Gelap. Masih malam, ternyata. Dari balkon, pintunya terbuka membiarkan sinar bulan menerangi kamar gelapnya.
Matanya melirik gelasnya yang terjatuh di atas beludru hitam. Untung aja udah gak ada isinya dan tidak pecah. Meraihnya lalu meletakkan di atas meja belajar.
Atensinya memutar, menangkap sosok yang sedang duduk di lantai balkon yang dilapisi karpet abu-abu. Jeka sedang duduk memunggunginya.
Dia gak tidur? Pikir Tama. Kedua tungkainya mulai menyentuh lantai, ia diam sejenak sebelum akhirnya mengayunkannya menghampiri Jeka.
"Gak tidur?" Tama bertanya, mendudukkan bokongnya di samping Jeka yang tengah duduk memeluk kaki panjangnya. Kupluknya ia pakai. Membuat Tama tidak bisa melihat dengan jelas wajah Jeka, "Jeka?"

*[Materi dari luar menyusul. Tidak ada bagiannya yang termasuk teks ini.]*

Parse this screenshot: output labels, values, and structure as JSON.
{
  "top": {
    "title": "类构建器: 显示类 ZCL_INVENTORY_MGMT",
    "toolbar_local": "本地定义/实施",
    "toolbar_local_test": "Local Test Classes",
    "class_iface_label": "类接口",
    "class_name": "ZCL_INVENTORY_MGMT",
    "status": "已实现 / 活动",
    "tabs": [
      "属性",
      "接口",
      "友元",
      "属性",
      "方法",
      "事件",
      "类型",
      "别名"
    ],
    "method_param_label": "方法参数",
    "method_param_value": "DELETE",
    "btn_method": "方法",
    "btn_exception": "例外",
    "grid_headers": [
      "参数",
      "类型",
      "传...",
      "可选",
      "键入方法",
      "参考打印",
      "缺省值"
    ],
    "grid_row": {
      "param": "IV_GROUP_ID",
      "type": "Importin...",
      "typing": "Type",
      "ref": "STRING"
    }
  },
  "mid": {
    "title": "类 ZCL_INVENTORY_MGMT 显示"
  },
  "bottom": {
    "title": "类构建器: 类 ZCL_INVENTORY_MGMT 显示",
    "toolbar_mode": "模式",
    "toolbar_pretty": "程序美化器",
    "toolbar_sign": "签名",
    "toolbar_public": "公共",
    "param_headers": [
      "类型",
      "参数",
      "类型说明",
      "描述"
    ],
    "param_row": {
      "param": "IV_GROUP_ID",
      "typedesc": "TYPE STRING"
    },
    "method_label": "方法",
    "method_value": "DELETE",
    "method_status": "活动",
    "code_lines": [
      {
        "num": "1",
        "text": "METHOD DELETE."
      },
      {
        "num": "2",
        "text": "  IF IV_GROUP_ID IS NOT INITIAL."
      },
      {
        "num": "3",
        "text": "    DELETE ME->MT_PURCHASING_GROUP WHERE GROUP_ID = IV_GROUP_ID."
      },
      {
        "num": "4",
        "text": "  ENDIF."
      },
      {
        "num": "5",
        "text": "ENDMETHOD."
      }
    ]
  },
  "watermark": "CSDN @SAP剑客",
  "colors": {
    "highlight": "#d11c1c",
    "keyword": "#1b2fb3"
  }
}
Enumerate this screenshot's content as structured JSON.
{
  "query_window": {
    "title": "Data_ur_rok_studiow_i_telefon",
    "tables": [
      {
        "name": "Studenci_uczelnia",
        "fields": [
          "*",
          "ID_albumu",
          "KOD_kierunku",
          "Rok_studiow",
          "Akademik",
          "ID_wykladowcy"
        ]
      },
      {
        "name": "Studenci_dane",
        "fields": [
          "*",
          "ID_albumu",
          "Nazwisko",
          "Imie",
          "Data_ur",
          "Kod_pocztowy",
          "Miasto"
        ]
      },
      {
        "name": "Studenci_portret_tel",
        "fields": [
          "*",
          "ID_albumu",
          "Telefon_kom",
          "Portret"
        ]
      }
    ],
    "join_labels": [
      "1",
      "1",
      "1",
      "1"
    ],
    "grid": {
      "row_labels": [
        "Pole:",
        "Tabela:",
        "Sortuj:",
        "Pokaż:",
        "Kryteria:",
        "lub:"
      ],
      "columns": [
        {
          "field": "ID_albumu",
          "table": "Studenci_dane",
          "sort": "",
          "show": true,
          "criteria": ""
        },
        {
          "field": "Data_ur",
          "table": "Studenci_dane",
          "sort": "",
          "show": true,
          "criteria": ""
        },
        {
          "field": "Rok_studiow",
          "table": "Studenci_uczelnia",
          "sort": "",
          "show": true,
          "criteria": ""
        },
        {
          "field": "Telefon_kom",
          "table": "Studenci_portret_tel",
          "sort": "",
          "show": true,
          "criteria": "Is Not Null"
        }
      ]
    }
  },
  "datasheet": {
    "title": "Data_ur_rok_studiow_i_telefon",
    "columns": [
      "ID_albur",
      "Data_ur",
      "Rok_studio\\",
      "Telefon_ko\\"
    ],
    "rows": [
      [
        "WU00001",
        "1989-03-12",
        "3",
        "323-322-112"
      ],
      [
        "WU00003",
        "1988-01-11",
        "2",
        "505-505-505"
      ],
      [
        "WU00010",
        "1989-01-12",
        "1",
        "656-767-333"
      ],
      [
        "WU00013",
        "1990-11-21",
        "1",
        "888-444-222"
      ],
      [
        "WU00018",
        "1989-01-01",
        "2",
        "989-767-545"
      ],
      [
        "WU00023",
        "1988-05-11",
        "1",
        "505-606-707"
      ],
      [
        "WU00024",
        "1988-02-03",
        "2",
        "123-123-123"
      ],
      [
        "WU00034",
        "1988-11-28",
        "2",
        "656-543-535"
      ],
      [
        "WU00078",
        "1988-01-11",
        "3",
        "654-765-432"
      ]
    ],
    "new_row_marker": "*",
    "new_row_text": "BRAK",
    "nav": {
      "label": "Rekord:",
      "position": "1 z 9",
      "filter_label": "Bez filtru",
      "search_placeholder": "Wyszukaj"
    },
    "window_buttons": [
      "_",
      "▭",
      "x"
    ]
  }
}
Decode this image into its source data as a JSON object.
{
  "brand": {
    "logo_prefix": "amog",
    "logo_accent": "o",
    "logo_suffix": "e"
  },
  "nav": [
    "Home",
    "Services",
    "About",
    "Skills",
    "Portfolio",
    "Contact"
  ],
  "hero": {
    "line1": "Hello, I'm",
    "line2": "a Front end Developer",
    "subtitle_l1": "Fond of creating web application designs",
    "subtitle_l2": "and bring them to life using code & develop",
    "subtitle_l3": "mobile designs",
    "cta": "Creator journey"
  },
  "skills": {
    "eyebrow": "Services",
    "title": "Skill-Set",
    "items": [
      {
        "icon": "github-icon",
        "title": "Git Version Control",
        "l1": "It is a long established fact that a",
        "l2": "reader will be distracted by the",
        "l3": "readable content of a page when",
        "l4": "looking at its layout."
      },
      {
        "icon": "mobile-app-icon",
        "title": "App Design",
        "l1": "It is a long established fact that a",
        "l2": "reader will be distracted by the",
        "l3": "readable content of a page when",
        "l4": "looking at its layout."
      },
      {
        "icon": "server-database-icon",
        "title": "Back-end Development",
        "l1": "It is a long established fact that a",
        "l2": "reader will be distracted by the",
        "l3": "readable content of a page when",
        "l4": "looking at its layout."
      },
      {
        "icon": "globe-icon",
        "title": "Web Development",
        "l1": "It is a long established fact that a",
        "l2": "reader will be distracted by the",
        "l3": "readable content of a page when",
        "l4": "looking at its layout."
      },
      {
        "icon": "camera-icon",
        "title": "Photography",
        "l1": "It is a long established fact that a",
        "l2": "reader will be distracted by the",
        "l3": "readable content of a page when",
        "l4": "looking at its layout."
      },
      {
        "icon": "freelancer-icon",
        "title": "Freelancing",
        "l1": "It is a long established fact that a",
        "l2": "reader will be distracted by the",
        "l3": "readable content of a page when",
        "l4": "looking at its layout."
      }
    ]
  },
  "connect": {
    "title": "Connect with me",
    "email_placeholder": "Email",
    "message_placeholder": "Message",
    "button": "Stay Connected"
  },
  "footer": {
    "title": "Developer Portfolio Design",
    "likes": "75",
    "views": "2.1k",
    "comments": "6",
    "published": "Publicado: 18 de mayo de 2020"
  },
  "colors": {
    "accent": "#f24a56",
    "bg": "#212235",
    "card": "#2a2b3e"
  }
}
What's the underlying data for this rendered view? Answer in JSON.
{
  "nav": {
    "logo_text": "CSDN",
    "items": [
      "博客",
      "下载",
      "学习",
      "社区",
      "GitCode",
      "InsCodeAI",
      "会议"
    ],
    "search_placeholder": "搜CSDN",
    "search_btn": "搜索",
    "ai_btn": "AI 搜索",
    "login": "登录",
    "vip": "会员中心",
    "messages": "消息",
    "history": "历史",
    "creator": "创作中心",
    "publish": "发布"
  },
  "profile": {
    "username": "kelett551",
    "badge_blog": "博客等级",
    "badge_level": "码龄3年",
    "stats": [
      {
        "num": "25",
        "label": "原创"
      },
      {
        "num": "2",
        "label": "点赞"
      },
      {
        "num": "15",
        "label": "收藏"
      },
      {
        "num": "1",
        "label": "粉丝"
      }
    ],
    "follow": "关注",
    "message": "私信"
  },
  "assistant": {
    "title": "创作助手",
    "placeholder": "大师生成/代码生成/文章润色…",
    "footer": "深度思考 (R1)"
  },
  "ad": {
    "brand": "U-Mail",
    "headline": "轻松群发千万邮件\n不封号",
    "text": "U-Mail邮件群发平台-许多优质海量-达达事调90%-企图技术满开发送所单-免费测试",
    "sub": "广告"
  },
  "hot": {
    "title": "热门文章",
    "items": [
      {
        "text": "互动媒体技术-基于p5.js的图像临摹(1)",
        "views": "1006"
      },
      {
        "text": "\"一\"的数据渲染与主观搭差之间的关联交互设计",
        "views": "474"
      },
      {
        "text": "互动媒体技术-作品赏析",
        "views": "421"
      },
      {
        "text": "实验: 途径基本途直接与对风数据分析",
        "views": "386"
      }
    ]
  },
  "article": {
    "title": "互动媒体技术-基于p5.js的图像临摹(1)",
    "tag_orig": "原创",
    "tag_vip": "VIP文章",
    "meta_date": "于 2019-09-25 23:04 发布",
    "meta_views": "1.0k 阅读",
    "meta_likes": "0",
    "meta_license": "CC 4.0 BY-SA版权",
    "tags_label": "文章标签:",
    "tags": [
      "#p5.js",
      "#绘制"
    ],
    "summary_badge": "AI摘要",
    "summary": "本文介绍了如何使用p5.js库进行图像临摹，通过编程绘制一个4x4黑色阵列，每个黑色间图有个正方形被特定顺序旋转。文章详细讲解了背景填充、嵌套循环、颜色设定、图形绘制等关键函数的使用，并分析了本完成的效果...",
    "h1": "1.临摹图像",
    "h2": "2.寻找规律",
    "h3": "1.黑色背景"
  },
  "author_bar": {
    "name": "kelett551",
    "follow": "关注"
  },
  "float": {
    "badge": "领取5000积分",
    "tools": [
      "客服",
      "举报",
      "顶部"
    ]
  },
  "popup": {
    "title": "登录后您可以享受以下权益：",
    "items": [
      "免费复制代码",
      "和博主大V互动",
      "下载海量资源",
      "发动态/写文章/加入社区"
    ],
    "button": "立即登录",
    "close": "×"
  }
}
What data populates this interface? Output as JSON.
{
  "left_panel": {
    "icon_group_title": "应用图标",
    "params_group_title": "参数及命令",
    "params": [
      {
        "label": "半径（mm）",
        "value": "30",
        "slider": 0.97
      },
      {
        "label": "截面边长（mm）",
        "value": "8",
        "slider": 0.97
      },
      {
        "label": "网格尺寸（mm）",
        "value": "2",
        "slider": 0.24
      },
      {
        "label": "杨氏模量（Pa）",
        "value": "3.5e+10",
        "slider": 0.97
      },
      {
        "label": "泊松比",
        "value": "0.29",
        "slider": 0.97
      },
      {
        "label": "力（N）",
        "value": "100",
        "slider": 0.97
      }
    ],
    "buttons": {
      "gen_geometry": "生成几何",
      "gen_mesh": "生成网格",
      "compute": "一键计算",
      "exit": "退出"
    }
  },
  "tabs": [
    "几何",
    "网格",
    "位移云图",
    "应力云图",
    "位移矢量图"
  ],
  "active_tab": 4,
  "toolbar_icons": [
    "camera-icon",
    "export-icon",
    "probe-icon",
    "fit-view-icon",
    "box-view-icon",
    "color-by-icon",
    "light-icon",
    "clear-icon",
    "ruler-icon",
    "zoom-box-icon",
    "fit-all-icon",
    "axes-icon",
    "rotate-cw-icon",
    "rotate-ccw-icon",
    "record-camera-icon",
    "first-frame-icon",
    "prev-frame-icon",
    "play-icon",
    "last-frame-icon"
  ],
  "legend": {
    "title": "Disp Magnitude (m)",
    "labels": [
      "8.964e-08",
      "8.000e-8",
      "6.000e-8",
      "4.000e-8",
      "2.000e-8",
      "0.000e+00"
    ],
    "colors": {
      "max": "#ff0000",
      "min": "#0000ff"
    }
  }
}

Seakan baru sadar, cowok itu terkesiap. Mengerjap tiga kali ketika menoleh pada Tama yang memandangnya heran. Ah, tatapan itu entah kenapa membuat Jeka menghangat. "Kok udah bangun? Masih jam dua, loh," ucapnya, sedikit menarik ujung bibirnya.
Tama mengabaikan pertanyaan Jeka. Melihat tatapan sayu itu, Tama merasa kasihan. Tapi, itu apa?
"Lo kenapa duduk disini? Gue kira lo tidur." Tama menekuk kakinya, memeluknya, dan menaruh dagunya di sana. Tama bertanya hati-hati, "Ada masalah?"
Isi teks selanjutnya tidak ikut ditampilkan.